Well for one thing I have been trying to do this post for the last 3 weeks, but glad to say too busy to get it done.
Here is a bit of what I did in one week’s time in early August.
I started a week long adventure by being at a Canby Nursery at sunrise to enjoy the glory of this world and being outside.
I was at the nursery to provide support for a tractor driving itself with GPS within a tolerance of 1″ and also creating a pulse to push a hydraulic piston to punch a mark in the dirt every 10″ for a crew to set a plant. Sorry, the really cool video of this whole process was too large for posting. The tractor was moving at 0.16 mph on rows approximately 1100 feet long so it took over one hour to cover planting at about 1300 plants per row. In three plantings since Fall of 2014 they have planted over 150,000 plants this way. I have also helped summarize the plant counts, variety counts and graphics of what has been planted. This is exciting to be a part of!
From there I headed to my next adventure.

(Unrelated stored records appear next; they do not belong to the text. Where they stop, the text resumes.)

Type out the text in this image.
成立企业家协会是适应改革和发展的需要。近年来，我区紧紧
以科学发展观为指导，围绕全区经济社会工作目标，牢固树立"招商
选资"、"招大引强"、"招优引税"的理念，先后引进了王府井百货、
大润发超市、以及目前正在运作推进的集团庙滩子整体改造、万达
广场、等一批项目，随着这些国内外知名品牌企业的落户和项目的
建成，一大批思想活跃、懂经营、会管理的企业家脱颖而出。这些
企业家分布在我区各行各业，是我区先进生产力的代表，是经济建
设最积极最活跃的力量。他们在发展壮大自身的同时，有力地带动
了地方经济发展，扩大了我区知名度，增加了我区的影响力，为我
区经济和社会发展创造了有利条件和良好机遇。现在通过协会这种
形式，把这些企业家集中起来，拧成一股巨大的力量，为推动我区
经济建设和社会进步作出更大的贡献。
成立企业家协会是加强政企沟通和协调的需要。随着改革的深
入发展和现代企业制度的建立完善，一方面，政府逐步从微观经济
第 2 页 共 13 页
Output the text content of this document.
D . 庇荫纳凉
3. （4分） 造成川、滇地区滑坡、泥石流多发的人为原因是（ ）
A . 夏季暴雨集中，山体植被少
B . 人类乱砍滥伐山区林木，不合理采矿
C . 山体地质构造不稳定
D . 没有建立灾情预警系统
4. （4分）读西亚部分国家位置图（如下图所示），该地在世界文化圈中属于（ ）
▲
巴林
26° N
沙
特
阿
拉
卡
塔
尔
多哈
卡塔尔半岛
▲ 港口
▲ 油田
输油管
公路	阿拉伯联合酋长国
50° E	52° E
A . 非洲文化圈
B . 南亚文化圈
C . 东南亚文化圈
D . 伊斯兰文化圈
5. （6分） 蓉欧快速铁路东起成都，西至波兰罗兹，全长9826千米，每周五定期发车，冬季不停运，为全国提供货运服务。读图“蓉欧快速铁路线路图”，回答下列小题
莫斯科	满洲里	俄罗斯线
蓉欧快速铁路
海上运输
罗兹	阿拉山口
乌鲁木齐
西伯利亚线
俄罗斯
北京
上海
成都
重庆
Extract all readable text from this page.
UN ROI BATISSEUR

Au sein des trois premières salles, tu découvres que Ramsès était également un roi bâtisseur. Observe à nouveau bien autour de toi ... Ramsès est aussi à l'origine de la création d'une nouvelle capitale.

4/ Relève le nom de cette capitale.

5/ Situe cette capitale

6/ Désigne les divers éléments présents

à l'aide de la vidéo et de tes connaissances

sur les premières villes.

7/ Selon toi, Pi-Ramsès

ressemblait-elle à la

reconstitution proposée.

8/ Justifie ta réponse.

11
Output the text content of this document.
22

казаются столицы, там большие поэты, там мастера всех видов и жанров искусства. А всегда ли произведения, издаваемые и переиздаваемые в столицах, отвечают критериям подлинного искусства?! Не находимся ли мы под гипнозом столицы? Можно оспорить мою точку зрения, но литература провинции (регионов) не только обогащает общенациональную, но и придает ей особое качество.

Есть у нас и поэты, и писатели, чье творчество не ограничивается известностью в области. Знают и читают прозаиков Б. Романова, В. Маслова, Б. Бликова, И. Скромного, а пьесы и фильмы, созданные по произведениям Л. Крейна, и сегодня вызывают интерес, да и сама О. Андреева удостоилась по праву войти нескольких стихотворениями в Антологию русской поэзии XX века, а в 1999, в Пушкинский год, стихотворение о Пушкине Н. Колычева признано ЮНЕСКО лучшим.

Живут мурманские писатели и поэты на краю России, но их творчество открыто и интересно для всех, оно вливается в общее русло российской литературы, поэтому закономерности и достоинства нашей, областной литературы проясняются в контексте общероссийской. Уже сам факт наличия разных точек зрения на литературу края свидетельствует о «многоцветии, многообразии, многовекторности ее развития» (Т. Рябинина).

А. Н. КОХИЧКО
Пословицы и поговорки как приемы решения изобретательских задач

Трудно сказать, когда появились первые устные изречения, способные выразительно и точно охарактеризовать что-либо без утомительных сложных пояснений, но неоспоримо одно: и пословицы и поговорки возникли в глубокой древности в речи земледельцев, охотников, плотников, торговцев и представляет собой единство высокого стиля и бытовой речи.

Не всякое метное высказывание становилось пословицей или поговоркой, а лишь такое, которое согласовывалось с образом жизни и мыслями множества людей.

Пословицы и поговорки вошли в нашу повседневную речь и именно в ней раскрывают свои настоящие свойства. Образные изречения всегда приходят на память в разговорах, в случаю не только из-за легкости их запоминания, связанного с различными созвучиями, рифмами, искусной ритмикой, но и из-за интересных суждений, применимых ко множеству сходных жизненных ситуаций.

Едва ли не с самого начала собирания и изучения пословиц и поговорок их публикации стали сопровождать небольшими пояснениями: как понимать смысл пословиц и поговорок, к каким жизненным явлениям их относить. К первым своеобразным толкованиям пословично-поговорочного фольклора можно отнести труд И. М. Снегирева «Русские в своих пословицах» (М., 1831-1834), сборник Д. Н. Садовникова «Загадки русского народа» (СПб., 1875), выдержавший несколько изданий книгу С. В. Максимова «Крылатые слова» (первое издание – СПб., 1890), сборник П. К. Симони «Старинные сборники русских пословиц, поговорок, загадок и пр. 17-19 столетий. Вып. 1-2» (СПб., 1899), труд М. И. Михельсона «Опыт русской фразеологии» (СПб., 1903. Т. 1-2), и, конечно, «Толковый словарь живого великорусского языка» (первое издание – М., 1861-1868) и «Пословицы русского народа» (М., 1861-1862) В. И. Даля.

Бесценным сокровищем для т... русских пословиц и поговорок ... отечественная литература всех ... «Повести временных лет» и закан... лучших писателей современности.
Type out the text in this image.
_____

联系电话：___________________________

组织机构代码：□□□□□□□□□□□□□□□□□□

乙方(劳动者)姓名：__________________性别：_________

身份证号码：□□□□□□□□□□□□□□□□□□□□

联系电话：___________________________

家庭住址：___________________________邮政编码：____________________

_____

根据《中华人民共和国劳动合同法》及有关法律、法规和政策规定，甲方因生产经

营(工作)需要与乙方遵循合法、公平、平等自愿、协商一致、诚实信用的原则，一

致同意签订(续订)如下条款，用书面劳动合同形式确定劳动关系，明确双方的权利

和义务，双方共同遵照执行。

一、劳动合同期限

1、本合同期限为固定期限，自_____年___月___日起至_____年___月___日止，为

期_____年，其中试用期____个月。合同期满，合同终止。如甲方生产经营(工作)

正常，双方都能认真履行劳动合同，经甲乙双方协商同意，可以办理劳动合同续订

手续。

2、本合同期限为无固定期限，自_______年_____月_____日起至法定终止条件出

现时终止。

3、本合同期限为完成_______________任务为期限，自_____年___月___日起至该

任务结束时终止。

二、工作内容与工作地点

I am helping another Surveyor from Salem keep up with his busy workload. He has a project supporting the planting of a new vineyard in Yamhill. Approximately 120 acres of new vineyard on some very steep hills, but it makes for beautiful views into the Yamhill Valley and Coast Range. We set a stake every 48 feet downhill for plants and every 49 feet across the hill for rows. Then a crew stakes the plants at four feet spacing downhill and seven feet spacing across the hill pulling a stretchy rope with markers. They place a colored standard drinking straw in location of future plants. It is amazing to see the rows line up and color they project. The beauty does not show in the photo.
The sun was out and yes I need to start wearing a larger brim hat for sun protection!
I even brought Kim out to help one day. Basically the hills are so steep that we stake walking downhill and then ride back to top on a four-wheeler.
Finally the last adventure of this series.
Again helping the Salem Surveyor with some extra GPS support on a project that is four miles as the crow flies, from this point, to peak of Mt Jefferson. The project went up to the Wilderness border and then approximately three miles downhill from there.
The bonus on the way out.
A view of Three Fingered Jack.
What a week and the reason us Surveyors love what we do and why I am blessed in my adventures!
Hope you get a chance to do what you love.